Perjalanan Rhu

Senjanila
Chapter #10

Saksi

“Jangan menggoda wanita di kantor polisi!” teriak seseorang.

Rhu menoleh pada sosoknya. Seorang polisi lain, tak terlalu tua. Dia terlihat memakai tanda pangkat yang berbeda, sepertinya punya jabatan yang tinggi. Tubuhnya tinggi-tegap, berwibawa. 

“Hanya bercanda, Pak,” ujar polisi yang menggoda Rhu sembari membungkukkan badannya.

“Jika ada perlu, daftar dulu ke pos penjaga,” ujar polisi itu sambil berjalan berlalu.

Rhu merasa ada harapan. Ia lalu memberanikan diri untuk mengejarnya.

“Pak.. aku ingin bertemu temanku yang baru ditahan, tapi mereka malah meminta uang padaku,” ujar Rhu.

“Hah? minta bertemu dengan tahanan. Itu juga ada aturannya, memang kau siapa? pengacaranya?”

Rhu terdiam mendengarnya.

“Ada jadwal besuk tahanan. Lihatlah di papan pengumuman sana. Temanmu baru ditahan? Ia harus diperiksa lebih dahulu dan tak bisa dibesuk. Datanglah lagi besok jika mau.”

….

….

Rhu terdiam di dalam motel. Duduk di atas kasur dengan lesu. Menatap ke arah jendela—tatapan kosong.

“Setidaknya aku harus bertemu dengan Arthur lebih dulu sebelum pulang.. aku harus menemuinya.”

Malam itu ia tak bisa tidur. Sesekali menangis memikirkan nasib Arthur. Ia menangis karena tak bisa menolong. 

Dari balik kaca jendela yang sudah buram, bulan purnama terlihat samar. Wajah tak mulusnya terlihat lebih kusam. Sementara itu asap pabrik terus mengepul namun kali ini dengan intensitas yang lebih rendah. 

“Kota laknat…” rutuk Rhu sambil berbaring di kasur. Meremas seprai yang bernoda. 

“Bangsat..” Rhu mengumpat untuk kesekian kalinya. Kata yang sebelumnya tak pernah ia ucapkan, kata yang sebelumnya hanya tersimpan dalam pikiran.

Keesokan harinya, seperti biasa—tak banyak berubah. Kota X penuh dengan udara kotor, sampah bau, manusia-manusia yang berpenyakit tapi tak terperiksa, manusia-manusia yang kebal, dan manusia yang suka berbuat kotor.

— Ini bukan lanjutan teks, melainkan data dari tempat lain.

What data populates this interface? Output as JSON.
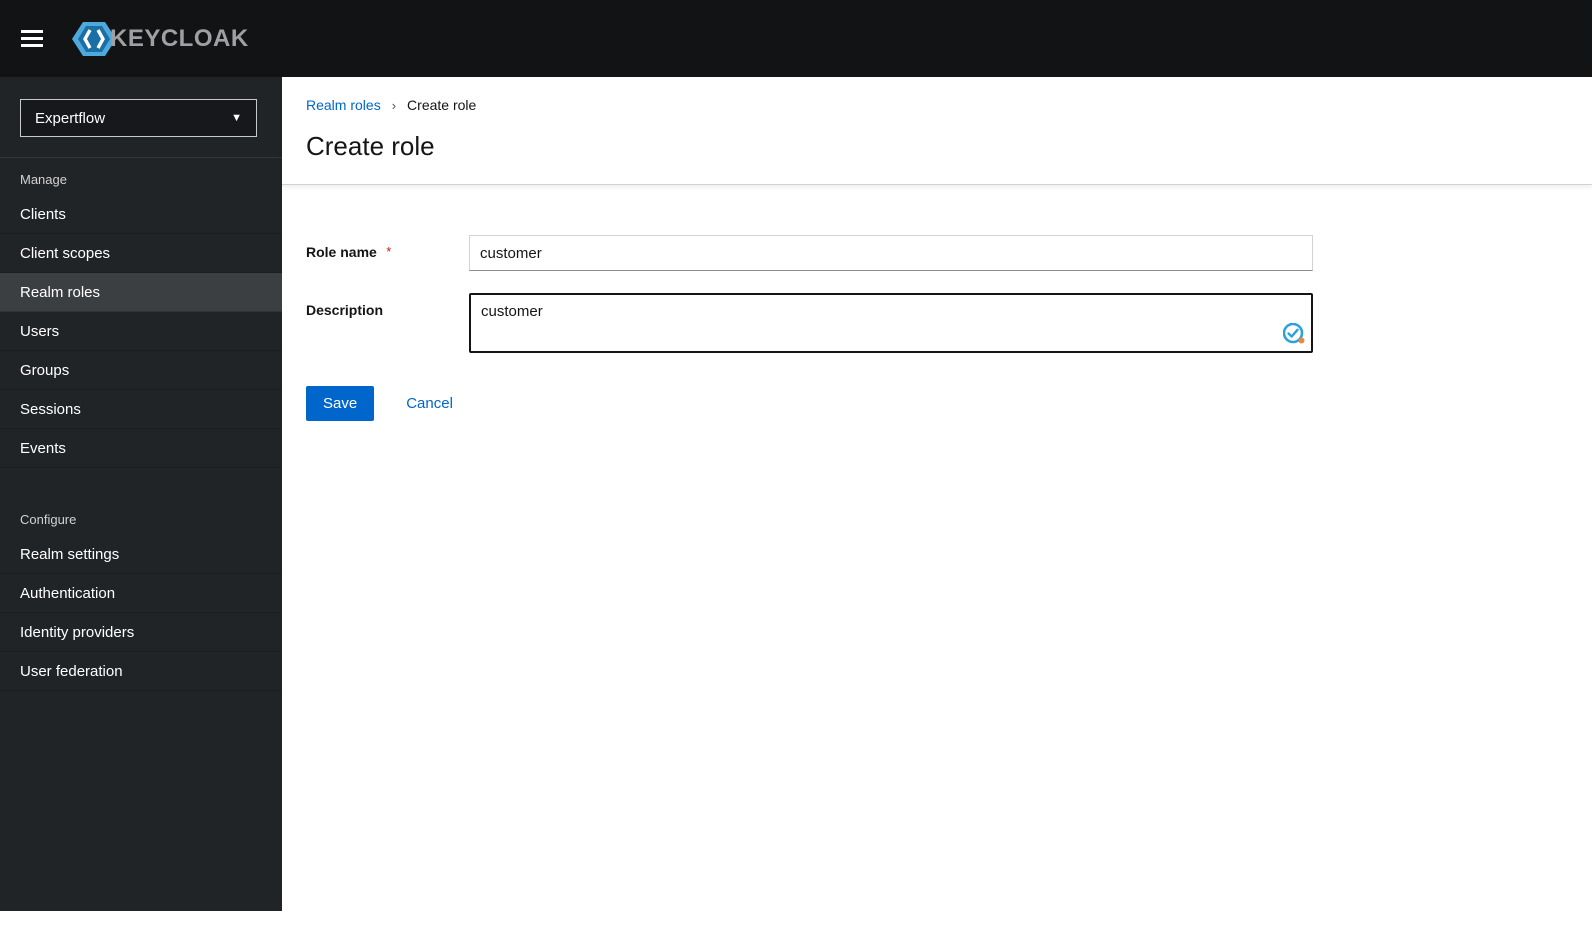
{
  "header": {
    "logo_text": "KEYCLOAK"
  },
  "sidebar": {
    "realm_selector": {
      "value": "Expertflow"
    },
    "sections": [
      {
        "label": "Manage",
        "items": [
          "Clients",
          "Client scopes",
          "Realm roles",
          "Users",
          "Groups",
          "Sessions",
          "Events"
        ]
      },
      {
        "label": "Configure",
        "items": [
          "Realm settings",
          "Authentication",
          "Identity providers",
          "User federation"
        ]
      }
    ],
    "selected_item": "Realm roles"
  },
  "breadcrumb": {
    "items": [
      "Realm roles",
      "Create role"
    ],
    "separator": "›"
  },
  "page": {
    "title": "Create role"
  },
  "form": {
    "role_name": {
      "label": "Role name",
      "required_marker": "*",
      "value": "customer"
    },
    "description": {
      "label": "Description",
      "value": "customer"
    },
    "actions": {
      "save_label": "Save",
      "cancel_label": "Cancel"
    }
  },
  "colors": {
    "accent_blue": "#0066cc",
    "required_red": "#c9190b",
    "header_bg": "#121315",
    "sidebar_bg": "#212427",
    "selected_item_bg": "#3c3f42",
    "logo_text_gray": "#9ea1a4"
  }
}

“Aku akan pulang nanti setelah membesuknya.” Rhu membereskan barang-barangnya. Tadi malam ada beberapa orang polisi yang datang ke motel itu dan memeriksa kamar Arthur. Mereka sudah mengambil barang-barang Arthur, tak ada yang tersisa.

Rhu belum sarapan saat sampai di kantor polisi itu. Ia bahkan tidak makan semalam. Kantor polisi itu berdiri kokoh dengan fasilitas yang di atas rata-rata bangunan yang ada di kota itu. Semuanya terkesan mewah, ada beberapa patung binatang buas berlapis emas di dalamnya. Rhu masih keheranan apa gunanya membuat kantor polisi yang mewah seperti itu.

“Aku ingin bertemu dengan Arthur, kemarin dia ditahan di sini.”

Polisi yang bertugas menerima tamu kemudian membuka buku yang berisi daftar tahanan di kantor polisi itu. Ia mencari nama Arthur.

“Arthur? dari kota Y? Ah dia sudah dipindahkan ke penjara lain, tidak di kantor polisi ini lagi,”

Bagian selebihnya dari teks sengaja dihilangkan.